Meravigliose, intense, emozionanti e vibranti le due indiscusse protagoniste, Green e Vikander; due attrici di indiscusso talento a servizio di un film dalla pura essenza nordica. Molto buona la caratterizzazione delle donne, in cui appare una fragile, sofferente, isolata ed emarginata Green a confronto di un'esuberante, egocentrica, cinica e apparentemente indifferente Vikander. Due caratteri opposti, ribelli, in apparenza insondabili sui quali veglia silenziosamente una Charlotte Rampling sempre piena di grazia, nei panni di coordinatrice e volontaria a tempo pieno che si occupa personalmente degli ospiti, facendone da guida personale durante il loro breve soggiorno e preparandoli all'atto finale. Un film, il prodotto in questione, che probabilmente viene secondo soltanto ai predecessori Million Dollar Baby e, restando in ambito europeo, Mar Adentro per potenza narrativa e coinvolgimento emotivo ma che grazie a questa prospettiva diversa, completamente al femminile, riscrive il doppio calvario dato dalla malattia e dalla solitudine di chi si allontana e di chi resta solo e isolato ma anche dell'impatto che ha sulla forte e talvolta fragile psicologia femminile tale condizione.

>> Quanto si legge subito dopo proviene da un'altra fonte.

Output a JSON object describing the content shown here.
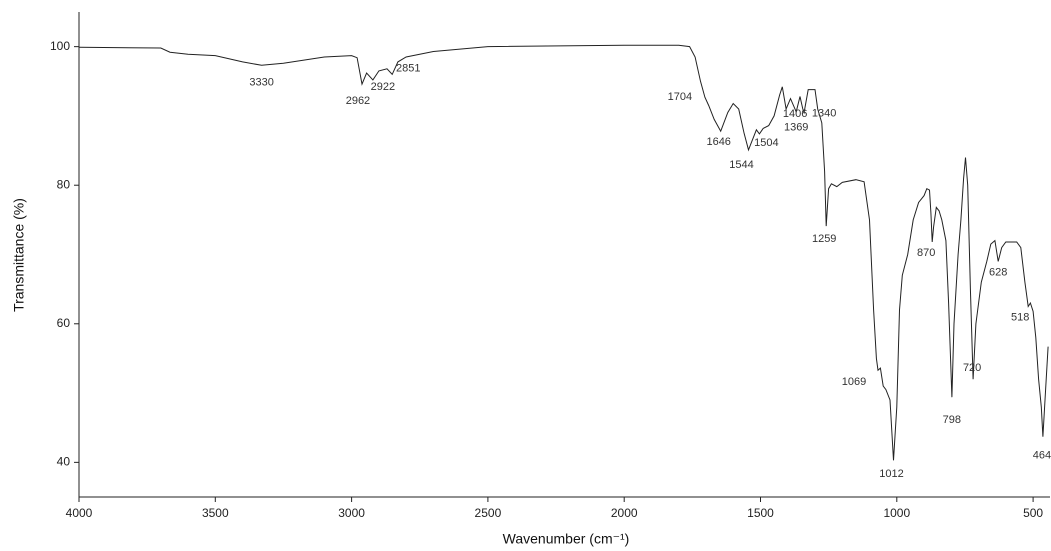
{
  "chart_data": {
    "type": "line",
    "x_label": "Wavenumber (cm⁻¹)",
    "y_label": "Transmittance (%)",
    "xlim": [
      4000,
      438
    ],
    "ylim": [
      35,
      105
    ],
    "xticks": [
      4000,
      3500,
      3000,
      2500,
      2000,
      1500,
      1000,
      500
    ],
    "yticks": [
      40,
      60,
      80,
      100
    ],
    "x_reversed": true,
    "series": [
      {
        "color": "#222222",
        "x": [
          4000,
          3700,
          3666,
          3600,
          3500,
          3400,
          3330,
          3250,
          3100,
          3000,
          2980,
          2962,
          2945,
          2922,
          2900,
          2870,
          2851,
          2830,
          2800,
          2700,
          2500,
          2000,
          1800,
          1760,
          1740,
          1720,
          1704,
          1690,
          1670,
          1646,
          1620,
          1600,
          1580,
          1560,
          1544,
          1530,
          1515,
          1504,
          1490,
          1470,
          1450,
          1430,
          1420,
          1406,
          1390,
          1369,
          1355,
          1345,
          1340,
          1325,
          1300,
          1290,
          1275,
          1265,
          1259,
          1250,
          1240,
          1220,
          1200,
          1150,
          1120,
          1100,
          1085,
          1075,
          1069,
          1060,
          1050,
          1040,
          1025,
          1012,
          1000,
          990,
          980,
          960,
          940,
          920,
          900,
          890,
          880,
          875,
          870,
          865,
          855,
          845,
          835,
          820,
          810,
          798,
          790,
          775,
          765,
          755,
          748,
          740,
          730,
          720,
          710,
          690,
          670,
          655,
          640,
          628,
          615,
          600,
          560,
          545,
          530,
          518,
          510,
          500,
          490,
          480,
          470,
          464,
          455,
          445
        ],
        "values": [
          99.9,
          99.8,
          99.2,
          98.9,
          98.7,
          97.8,
          97.3,
          97.6,
          98.5,
          98.7,
          98.4,
          94.6,
          96.2,
          95.2,
          96.5,
          96.8,
          96.0,
          97.8,
          98.5,
          99.3,
          100,
          100.2,
          100.2,
          100.0,
          98.5,
          95,
          92.7,
          91.5,
          89.5,
          87.8,
          90.5,
          91.8,
          91,
          87.5,
          85.1,
          86.5,
          88,
          87.4,
          88.2,
          88.6,
          90,
          93,
          94.2,
          91,
          92.5,
          90.6,
          92.8,
          91.0,
          90.5,
          93.8,
          93.8,
          91,
          89,
          82,
          74.1,
          79.5,
          80.2,
          79.8,
          80.4,
          80.8,
          80.5,
          75,
          62,
          55,
          53.3,
          53.6,
          51,
          50.5,
          49,
          40.3,
          48,
          62,
          67,
          70,
          75,
          77.5,
          78.5,
          79.5,
          79.3,
          76,
          71.8,
          74,
          76.8,
          76.3,
          75,
          72,
          63,
          49.4,
          60,
          70,
          75,
          81,
          84,
          80,
          65,
          52,
          60,
          66,
          69,
          71.5,
          72,
          69,
          71,
          71.8,
          71.8,
          71,
          66,
          62.5,
          63,
          61.8,
          58,
          52,
          48,
          43.7,
          50,
          56.7
        ]
      }
    ],
    "annotations": [
      {
        "x": 3330,
        "y": 97.3,
        "label": "3330"
      },
      {
        "x": 2962,
        "y": 94.6,
        "label": "2962"
      },
      {
        "x": 2922,
        "y": 95.2,
        "label": "2922"
      },
      {
        "x": 2851,
        "y": 96.0,
        "label": "2851"
      },
      {
        "x": 1704,
        "y": 92.7,
        "label": "1704"
      },
      {
        "x": 1646,
        "y": 87.8,
        "label": "1646"
      },
      {
        "x": 1544,
        "y": 85.1,
        "label": "1544"
      },
      {
        "x": 1504,
        "y": 87.4,
        "label": "1504"
      },
      {
        "x": 1406,
        "y": 91,
        "label": "1406"
      },
      {
        "x": 1369,
        "y": 90.6,
        "label": "1369"
      },
      {
        "x": 1340,
        "y": 90.5,
        "label": "1340"
      },
      {
        "x": 1259,
        "y": 74.1,
        "label": "1259"
      },
      {
        "x": 1069,
        "y": 53.3,
        "label": "1069"
      },
      {
        "x": 1012,
        "y": 40.3,
        "label": "1012"
      },
      {
        "x": 870,
        "y": 71.8,
        "label": "870"
      },
      {
        "x": 798,
        "y": 49.4,
        "label": "798"
      },
      {
        "x": 720,
        "y": 52,
        "label": "720"
      },
      {
        "x": 628,
        "y": 69,
        "label": "628"
      },
      {
        "x": 518,
        "y": 62.5,
        "label": "518"
      },
      {
        "x": 464,
        "y": 43.7,
        "label": "464"
      }
    ]
  }
}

C'è chi si immerge nel dolore e nella solitudine e chi invece anestetizza momentaneamente le emozioni e i sentimenti chiudendosi dentro al proprio involucro prottetivo in attesa di uscire e far parte di quel processo chiamato vita, colmo di gioie e dolori assieme. In questo senso Euphoria riesce perfettamente nelle intenzioni di decifrare e tradurre cinematograficamente le reazioni, verosimili e comprensibili, di entrambe le protagoniste catturando lo spettatore e immergendolo in questo viaggio inedito e liberatorio sulla reciproca comprensione, pacificazione e libertà di scelta anche in punto di morte: Film importante e riflessivo. 4/5.